If you’ve ever tried to learn a new sport, you’ll be familiar with this phenomenon. For example, on my first day of boxing the instructor held up a pair of focus mitts (which I didn’t know were called focus mitts) and said “OK, give me a 1-2-3.” The concept of “1-2-3” didn’t mean anything to me; was this a combination, a single punch, a series of steps? Because I didn’t have any mental systems in place that were capable of making sense of the information, it was entirely meaningless to me. Now that I’ve done it for a while, I can do “1-2-3” (which is a combination) without thinking too much about it. In fact, after taking the time to develop my internal “boxing” systems, I can take on new information and make use of it rapidly. An instructor doesn’t need to explain to me why hip movement is important when throwing a hook or what a jab is - the system is in place and new information simply gets absorbed into what I already know.

Knowing what I know about learning, I walked into the boxing gym with the mindset that I wasn’t going to know anything and would spend most of the session there making a fool of myself. The constraints were pretty clear: I knew nothing, and trying to take on advanced knowledge would not be a good idea. It would be a waste of the instructor’s breath. If I’d walked in and tried to spar with an expert (which would be clear case of not respecting constraints), I would have probably gotten a concussion or two for my arrogance.

When you want to learn something, don’t be the guy that wants to spar on day one. Get your systems in order and then step into the ring.

Bottom Line

Information is important, but without systems and the context they provide, it’s just data. If you take the time to learn the ins and outs of systems, you’ll be able to utilize information in ways you never thought possible. You can integrate what you learn into your everyday life because you have taken the crucial step of identifying both the benefits and shortcomings of your brain.

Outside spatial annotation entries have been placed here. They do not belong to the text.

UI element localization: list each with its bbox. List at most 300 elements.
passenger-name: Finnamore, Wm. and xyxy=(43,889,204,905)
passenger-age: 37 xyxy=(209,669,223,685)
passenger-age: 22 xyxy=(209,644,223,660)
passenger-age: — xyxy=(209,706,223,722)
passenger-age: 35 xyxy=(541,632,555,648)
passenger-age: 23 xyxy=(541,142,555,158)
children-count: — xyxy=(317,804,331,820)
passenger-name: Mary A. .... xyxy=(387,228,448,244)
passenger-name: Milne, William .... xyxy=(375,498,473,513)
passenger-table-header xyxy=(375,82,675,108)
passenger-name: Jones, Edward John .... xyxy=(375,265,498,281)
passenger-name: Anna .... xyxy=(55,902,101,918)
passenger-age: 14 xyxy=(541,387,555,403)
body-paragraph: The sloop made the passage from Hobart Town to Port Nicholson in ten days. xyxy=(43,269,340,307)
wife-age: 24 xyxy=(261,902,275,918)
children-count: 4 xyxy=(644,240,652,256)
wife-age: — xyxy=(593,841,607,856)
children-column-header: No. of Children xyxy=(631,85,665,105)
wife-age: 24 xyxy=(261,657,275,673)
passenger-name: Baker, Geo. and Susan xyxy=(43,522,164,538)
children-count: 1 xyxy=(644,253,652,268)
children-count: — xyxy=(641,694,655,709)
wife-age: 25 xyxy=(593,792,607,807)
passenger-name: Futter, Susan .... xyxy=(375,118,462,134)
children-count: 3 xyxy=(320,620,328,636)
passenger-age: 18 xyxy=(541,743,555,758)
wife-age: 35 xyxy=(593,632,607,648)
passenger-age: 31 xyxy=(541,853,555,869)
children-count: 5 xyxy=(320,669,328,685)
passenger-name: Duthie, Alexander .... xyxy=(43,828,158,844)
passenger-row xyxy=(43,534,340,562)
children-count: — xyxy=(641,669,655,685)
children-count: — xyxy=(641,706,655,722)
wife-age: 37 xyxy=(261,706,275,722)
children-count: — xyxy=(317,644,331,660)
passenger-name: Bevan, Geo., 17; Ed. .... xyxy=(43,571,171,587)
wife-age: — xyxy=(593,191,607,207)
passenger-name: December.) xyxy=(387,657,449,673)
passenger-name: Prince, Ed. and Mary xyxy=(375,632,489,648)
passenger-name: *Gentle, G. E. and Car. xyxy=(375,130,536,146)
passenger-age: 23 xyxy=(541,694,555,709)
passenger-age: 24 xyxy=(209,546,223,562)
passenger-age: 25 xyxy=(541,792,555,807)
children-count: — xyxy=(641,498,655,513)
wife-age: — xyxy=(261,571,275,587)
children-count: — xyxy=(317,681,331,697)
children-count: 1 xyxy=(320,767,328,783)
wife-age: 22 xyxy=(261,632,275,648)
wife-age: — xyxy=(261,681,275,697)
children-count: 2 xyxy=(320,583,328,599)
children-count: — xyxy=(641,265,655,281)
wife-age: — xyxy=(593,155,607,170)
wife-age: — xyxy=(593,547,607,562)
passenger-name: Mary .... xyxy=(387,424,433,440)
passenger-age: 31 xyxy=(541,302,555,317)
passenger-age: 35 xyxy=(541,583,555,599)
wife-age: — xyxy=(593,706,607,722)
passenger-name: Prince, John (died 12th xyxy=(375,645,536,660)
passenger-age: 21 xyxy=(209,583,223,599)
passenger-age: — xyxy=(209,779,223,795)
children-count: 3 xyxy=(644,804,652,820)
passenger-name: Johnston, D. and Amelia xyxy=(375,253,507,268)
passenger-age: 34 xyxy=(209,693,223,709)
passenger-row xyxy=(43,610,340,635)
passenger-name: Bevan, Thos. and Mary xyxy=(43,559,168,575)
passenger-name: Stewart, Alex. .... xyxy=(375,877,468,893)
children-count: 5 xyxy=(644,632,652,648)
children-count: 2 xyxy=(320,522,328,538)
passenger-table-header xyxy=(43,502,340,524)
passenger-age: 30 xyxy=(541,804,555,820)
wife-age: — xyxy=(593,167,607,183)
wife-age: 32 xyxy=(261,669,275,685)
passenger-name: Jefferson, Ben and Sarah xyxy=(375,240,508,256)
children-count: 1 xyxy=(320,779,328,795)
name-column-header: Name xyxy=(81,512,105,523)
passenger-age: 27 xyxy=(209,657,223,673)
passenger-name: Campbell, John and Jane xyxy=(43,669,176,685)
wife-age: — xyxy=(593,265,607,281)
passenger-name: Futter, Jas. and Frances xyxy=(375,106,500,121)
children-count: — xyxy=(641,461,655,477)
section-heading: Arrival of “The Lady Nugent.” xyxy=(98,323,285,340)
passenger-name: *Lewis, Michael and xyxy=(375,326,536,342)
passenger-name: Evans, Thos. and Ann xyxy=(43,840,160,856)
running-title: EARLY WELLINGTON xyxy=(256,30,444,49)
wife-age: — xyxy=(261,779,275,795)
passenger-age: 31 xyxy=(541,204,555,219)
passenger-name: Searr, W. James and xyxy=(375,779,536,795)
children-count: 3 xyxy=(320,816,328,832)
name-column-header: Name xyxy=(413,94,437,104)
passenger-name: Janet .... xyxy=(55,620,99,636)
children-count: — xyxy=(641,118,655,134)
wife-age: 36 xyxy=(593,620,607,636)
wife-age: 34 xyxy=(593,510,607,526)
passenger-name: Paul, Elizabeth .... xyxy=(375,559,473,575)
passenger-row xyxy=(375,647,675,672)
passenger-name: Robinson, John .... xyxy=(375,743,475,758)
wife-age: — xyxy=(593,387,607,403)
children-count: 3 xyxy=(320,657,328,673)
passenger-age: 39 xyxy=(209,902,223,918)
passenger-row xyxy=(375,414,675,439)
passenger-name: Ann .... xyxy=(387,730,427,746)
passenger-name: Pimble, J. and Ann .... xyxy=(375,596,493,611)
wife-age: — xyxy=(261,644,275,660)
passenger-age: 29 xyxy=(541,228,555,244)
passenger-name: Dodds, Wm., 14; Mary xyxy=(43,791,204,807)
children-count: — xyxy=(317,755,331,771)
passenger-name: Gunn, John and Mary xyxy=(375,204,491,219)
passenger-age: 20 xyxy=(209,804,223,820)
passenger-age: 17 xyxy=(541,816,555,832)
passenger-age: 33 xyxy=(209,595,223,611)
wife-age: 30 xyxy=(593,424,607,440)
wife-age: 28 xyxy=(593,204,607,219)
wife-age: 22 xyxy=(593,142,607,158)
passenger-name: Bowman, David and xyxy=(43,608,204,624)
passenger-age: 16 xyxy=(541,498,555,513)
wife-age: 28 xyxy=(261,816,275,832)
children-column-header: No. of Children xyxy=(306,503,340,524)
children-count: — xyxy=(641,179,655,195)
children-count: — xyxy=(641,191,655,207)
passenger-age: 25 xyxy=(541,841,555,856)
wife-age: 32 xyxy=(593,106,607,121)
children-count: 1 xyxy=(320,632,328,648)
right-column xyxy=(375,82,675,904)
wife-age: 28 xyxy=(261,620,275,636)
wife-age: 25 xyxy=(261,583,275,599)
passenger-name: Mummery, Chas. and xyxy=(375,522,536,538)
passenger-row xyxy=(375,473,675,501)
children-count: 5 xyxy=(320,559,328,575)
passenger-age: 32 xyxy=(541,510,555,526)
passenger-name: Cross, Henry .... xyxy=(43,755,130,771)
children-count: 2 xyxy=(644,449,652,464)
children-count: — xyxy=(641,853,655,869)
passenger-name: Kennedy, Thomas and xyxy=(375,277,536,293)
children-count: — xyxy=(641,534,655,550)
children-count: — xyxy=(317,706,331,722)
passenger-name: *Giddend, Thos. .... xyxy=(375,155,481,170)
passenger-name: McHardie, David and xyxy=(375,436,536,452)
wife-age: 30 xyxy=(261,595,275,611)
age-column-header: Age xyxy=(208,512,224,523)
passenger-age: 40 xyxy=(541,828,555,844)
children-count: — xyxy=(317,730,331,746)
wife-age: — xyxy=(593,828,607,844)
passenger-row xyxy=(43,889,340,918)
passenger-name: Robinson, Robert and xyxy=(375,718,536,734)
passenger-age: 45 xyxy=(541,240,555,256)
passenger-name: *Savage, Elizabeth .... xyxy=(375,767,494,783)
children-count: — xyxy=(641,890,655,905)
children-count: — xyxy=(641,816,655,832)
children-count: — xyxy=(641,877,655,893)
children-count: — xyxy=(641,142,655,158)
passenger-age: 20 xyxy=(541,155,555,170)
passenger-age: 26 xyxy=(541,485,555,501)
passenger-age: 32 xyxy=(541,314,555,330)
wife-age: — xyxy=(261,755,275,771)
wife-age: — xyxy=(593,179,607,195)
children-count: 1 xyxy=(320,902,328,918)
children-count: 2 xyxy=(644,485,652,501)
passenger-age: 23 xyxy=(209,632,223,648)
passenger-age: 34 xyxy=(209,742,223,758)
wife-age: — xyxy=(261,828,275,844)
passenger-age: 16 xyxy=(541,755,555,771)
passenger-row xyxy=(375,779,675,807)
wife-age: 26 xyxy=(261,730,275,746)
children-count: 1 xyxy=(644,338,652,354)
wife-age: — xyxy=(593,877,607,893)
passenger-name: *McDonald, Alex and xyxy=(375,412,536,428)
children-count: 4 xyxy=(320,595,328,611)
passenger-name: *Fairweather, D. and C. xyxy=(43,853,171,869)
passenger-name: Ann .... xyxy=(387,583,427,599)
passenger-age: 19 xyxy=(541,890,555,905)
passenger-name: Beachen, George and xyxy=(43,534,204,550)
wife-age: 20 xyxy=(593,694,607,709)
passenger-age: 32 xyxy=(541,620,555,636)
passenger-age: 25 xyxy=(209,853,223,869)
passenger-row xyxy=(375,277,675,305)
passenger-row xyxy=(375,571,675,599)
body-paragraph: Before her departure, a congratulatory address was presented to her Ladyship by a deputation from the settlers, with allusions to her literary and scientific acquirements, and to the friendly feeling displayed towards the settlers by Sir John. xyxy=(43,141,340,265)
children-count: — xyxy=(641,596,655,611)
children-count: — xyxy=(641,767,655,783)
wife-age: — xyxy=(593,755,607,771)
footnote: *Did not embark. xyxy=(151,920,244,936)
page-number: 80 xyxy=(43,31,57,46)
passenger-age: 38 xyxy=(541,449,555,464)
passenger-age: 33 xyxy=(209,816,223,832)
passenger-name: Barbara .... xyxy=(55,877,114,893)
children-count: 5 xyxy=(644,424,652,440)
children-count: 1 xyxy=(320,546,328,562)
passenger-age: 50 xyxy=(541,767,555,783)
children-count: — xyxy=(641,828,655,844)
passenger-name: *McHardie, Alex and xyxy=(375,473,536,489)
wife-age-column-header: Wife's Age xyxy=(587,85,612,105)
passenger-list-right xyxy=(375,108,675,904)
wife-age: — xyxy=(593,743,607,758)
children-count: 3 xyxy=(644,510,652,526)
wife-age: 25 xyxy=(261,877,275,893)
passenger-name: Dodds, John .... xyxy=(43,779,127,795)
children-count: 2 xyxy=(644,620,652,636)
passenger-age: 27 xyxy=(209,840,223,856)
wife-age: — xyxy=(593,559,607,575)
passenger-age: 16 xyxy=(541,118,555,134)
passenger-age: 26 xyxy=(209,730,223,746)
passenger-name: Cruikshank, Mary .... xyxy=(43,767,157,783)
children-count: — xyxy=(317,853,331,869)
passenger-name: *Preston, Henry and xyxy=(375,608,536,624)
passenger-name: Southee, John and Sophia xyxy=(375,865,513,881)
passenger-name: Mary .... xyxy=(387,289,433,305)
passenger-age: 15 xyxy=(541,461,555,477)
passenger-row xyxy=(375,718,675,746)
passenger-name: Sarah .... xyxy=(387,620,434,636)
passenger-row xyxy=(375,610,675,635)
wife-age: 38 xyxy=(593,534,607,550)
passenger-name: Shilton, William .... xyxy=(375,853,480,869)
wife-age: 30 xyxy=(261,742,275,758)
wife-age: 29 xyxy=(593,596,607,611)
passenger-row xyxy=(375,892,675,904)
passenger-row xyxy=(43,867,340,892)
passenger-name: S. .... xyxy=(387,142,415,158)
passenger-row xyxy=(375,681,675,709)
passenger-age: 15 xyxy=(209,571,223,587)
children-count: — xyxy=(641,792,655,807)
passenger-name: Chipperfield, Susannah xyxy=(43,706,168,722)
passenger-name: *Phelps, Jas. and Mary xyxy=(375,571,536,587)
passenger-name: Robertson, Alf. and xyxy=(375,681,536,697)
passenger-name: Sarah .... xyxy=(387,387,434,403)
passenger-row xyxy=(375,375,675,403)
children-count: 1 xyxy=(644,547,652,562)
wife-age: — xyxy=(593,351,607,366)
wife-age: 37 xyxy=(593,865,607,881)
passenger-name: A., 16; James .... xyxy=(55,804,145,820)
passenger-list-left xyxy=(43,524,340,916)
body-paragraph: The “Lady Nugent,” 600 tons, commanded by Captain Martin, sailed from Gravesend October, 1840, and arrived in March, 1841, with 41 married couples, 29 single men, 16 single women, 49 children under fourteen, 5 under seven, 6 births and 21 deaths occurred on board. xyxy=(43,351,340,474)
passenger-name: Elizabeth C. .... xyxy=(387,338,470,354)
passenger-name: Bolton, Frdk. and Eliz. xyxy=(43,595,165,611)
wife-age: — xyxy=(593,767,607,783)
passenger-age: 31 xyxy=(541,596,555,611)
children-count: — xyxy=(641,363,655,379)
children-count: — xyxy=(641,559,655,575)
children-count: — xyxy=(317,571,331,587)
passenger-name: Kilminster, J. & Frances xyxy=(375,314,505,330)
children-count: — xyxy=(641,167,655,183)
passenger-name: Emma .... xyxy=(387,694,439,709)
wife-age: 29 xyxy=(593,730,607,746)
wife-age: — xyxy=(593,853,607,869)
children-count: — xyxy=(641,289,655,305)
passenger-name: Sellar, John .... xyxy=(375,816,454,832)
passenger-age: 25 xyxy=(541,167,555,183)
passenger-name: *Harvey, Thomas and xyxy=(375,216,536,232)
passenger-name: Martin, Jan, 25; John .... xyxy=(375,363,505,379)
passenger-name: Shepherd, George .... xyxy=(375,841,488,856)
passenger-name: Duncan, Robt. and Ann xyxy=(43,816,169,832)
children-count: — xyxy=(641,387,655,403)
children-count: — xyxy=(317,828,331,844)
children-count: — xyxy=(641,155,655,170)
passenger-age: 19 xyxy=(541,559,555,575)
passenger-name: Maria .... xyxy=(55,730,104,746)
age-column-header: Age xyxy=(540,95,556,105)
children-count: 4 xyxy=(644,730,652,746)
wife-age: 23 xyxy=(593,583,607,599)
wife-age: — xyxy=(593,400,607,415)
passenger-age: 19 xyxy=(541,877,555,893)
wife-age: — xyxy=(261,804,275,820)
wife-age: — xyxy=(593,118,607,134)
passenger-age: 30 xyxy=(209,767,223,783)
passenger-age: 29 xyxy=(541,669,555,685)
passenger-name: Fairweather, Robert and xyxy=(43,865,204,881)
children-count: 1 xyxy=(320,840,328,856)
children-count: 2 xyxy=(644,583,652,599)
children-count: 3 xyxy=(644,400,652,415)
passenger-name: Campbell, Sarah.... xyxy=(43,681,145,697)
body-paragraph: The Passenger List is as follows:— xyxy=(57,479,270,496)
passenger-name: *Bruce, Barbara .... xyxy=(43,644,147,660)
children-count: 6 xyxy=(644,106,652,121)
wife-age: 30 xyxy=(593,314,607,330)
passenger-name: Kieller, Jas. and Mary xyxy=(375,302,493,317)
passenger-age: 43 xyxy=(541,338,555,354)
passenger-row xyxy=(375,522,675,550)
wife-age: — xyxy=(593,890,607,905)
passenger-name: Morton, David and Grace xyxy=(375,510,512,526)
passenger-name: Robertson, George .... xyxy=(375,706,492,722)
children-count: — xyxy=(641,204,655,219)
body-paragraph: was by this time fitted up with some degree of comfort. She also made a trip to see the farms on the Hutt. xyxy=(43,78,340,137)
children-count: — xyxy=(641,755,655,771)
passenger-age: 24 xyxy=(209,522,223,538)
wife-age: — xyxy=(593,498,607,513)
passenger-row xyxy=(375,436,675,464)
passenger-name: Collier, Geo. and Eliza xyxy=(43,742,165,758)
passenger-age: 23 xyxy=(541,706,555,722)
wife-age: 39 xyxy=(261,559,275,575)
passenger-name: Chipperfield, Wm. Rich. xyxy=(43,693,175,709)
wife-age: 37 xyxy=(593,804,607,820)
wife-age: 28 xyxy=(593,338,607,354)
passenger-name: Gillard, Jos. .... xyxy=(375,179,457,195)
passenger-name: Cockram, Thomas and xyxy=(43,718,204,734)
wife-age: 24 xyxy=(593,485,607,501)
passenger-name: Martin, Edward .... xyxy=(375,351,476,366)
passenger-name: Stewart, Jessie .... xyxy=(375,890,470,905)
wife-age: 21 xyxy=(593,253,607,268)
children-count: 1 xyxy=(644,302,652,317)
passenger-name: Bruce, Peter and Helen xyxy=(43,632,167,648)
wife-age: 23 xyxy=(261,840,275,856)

I’ll even go a step further and say this: if you understand and optimize your systems, the information you accumulate is almost irrelevant. This is because a well-tuned system can adapt and take on new information in a highly optimized manner. Someone else without that systems-centric thought process is just going to have a jumbled mess of data that they might be able to conjure pseudo-insights out of for cocktail parties.

If you want to have an edge, study your systems. The information will come, and be more useful, afterwards.